You’ve heard it said, “No pain, no gain.” That principle holds true not only in the physical realm, but also in the spiritual realm. When we are reluctant to face pain, we limit ourselves. When we deny our pain, we deny ourselves the opportunity for growth. The fact is that we grow only to the threshold of our pain. In other words, to grow more, we need to raise our pain capacity. Increasing our pain threshold allows us to continue to grow to become more like Jesus.



What we are saying here is this: One of the best ways to become emotionally healthy and spiritually mature is to learn to lean into pain, rather than run from it. Learn to see it as a gift from God – fruitful for our growth and for His glory. Listen to what the Psalmist says to God in Ps. 119:71, “It was good for me to be afflicted so that I might learn your decrees.” The Psalmist acknowledges the role that affliction played in his life, and how God used it for good. Specifically, God uses pain to purify our motives, to keep us humbly dependent upon Him, and to move us toward passionate prayer.
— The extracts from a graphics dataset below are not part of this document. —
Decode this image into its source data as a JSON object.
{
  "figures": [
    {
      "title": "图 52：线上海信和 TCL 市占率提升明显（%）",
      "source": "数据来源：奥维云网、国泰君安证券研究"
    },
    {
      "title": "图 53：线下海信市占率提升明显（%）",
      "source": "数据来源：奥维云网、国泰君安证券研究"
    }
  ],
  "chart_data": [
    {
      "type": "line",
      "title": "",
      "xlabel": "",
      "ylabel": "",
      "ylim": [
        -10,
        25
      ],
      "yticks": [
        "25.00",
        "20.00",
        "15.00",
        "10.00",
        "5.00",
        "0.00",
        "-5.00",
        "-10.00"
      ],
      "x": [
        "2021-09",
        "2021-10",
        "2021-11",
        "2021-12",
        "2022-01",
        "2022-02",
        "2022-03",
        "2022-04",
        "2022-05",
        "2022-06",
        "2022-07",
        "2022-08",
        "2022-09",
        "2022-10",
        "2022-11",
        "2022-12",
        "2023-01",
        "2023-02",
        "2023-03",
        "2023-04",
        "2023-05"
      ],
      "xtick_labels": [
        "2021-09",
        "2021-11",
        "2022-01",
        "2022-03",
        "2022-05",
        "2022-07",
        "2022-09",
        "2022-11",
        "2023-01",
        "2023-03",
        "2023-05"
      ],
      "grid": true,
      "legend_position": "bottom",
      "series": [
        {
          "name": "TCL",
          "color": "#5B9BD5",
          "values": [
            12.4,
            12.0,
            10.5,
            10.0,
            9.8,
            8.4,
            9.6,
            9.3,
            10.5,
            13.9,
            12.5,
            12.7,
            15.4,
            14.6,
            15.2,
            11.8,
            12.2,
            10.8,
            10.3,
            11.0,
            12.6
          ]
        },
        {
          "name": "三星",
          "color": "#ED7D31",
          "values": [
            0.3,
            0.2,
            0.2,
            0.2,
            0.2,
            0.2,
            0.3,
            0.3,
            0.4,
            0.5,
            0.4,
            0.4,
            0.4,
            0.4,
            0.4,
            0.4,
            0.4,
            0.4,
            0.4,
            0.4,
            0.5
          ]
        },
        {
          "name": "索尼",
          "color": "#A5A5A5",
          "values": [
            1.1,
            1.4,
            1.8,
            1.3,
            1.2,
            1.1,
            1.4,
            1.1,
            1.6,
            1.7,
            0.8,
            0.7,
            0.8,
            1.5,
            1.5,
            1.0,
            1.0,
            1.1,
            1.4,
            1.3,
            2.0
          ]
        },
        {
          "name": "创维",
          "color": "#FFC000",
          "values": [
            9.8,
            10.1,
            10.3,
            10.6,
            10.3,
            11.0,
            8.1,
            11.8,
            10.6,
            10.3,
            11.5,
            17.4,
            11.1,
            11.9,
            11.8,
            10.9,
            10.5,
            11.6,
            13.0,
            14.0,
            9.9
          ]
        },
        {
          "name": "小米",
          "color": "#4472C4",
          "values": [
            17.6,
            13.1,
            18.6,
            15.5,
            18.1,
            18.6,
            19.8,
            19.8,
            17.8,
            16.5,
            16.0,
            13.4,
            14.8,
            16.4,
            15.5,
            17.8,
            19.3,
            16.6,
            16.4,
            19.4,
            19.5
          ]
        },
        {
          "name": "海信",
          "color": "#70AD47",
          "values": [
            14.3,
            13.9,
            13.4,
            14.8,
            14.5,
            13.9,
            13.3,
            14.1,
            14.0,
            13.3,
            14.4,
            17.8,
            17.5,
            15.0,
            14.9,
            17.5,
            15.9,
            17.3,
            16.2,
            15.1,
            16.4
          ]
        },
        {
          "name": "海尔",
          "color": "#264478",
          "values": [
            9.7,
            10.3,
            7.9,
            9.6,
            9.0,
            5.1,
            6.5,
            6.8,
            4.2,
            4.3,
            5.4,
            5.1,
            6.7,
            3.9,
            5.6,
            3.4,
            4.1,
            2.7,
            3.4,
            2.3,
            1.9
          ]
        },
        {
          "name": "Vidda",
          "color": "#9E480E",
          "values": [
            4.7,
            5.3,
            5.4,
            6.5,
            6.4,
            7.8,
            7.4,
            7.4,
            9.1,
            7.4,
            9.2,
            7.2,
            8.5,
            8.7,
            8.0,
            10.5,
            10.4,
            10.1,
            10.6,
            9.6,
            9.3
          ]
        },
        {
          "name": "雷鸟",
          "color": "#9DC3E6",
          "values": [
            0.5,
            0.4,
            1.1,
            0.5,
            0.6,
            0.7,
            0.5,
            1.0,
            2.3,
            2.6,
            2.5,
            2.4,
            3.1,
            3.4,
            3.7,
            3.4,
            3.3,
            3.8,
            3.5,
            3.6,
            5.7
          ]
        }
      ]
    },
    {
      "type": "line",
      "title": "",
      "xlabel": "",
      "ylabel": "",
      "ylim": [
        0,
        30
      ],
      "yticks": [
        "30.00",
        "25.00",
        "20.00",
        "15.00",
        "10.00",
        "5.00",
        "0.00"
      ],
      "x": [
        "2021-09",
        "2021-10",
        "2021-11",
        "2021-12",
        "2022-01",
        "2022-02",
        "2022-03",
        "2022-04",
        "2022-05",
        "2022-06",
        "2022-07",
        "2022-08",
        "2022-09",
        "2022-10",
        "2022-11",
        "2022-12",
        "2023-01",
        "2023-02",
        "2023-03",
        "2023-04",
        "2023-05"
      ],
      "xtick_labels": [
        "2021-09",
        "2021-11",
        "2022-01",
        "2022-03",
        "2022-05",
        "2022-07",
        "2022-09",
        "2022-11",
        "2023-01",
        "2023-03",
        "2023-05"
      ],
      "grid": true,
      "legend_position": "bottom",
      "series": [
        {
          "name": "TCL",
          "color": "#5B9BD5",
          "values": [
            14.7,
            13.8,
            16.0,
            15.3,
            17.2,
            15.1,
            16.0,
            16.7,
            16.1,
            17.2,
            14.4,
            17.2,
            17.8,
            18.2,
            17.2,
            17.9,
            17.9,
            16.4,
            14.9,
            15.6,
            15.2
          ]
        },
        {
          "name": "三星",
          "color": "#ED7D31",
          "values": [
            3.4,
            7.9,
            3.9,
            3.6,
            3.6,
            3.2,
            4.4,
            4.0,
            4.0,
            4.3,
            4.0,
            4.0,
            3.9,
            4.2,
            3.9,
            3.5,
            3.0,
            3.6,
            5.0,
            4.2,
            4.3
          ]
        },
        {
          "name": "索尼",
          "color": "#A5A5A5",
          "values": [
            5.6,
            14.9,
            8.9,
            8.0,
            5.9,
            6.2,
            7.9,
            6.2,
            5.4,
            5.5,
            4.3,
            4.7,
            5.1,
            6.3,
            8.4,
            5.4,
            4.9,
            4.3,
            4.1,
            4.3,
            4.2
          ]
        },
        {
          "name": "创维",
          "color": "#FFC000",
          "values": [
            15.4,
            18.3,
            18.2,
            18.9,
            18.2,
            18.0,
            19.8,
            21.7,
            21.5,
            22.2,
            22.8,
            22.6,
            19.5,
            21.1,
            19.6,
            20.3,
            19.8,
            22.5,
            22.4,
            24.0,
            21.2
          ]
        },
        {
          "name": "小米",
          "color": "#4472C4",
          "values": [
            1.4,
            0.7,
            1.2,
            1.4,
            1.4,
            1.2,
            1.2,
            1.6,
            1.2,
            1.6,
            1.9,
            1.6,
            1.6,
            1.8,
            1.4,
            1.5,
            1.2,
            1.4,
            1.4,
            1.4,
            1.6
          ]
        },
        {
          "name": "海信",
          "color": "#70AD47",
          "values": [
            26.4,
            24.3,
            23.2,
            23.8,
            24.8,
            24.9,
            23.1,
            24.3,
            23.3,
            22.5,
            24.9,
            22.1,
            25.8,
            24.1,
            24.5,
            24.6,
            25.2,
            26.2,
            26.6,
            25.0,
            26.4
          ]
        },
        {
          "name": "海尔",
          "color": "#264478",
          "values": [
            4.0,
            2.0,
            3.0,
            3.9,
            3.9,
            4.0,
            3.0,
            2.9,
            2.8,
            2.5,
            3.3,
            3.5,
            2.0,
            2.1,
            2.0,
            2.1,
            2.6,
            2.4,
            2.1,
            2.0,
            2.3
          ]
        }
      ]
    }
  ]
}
The reason God allows painful trials to enter our life is because He is more concerned about what we are becoming than in what we are presently experiencing. Rather than seeing pain as an unwelcome intruder, we can learn to embrace pain and make peace with it. But that’s never easy! Yet it’s possible when we know that God is always with us, that He is still on the throne, and that everything that happens to us is Father-filtered – i.e. filtered through His almighty, all-loving hands. When we begin to grasp the value God places on our character development, we will pray fewer “Comfort me” prayers and more “Conform me” prayers. Less “Make this go away” prayers, and more “Make me more like Jesus” prayers.


God doesn't guarantee us an absence of pain or suffering in this world. But He does guarantee His presence in the midst of pain and His power working through our pain to bring about eternal good.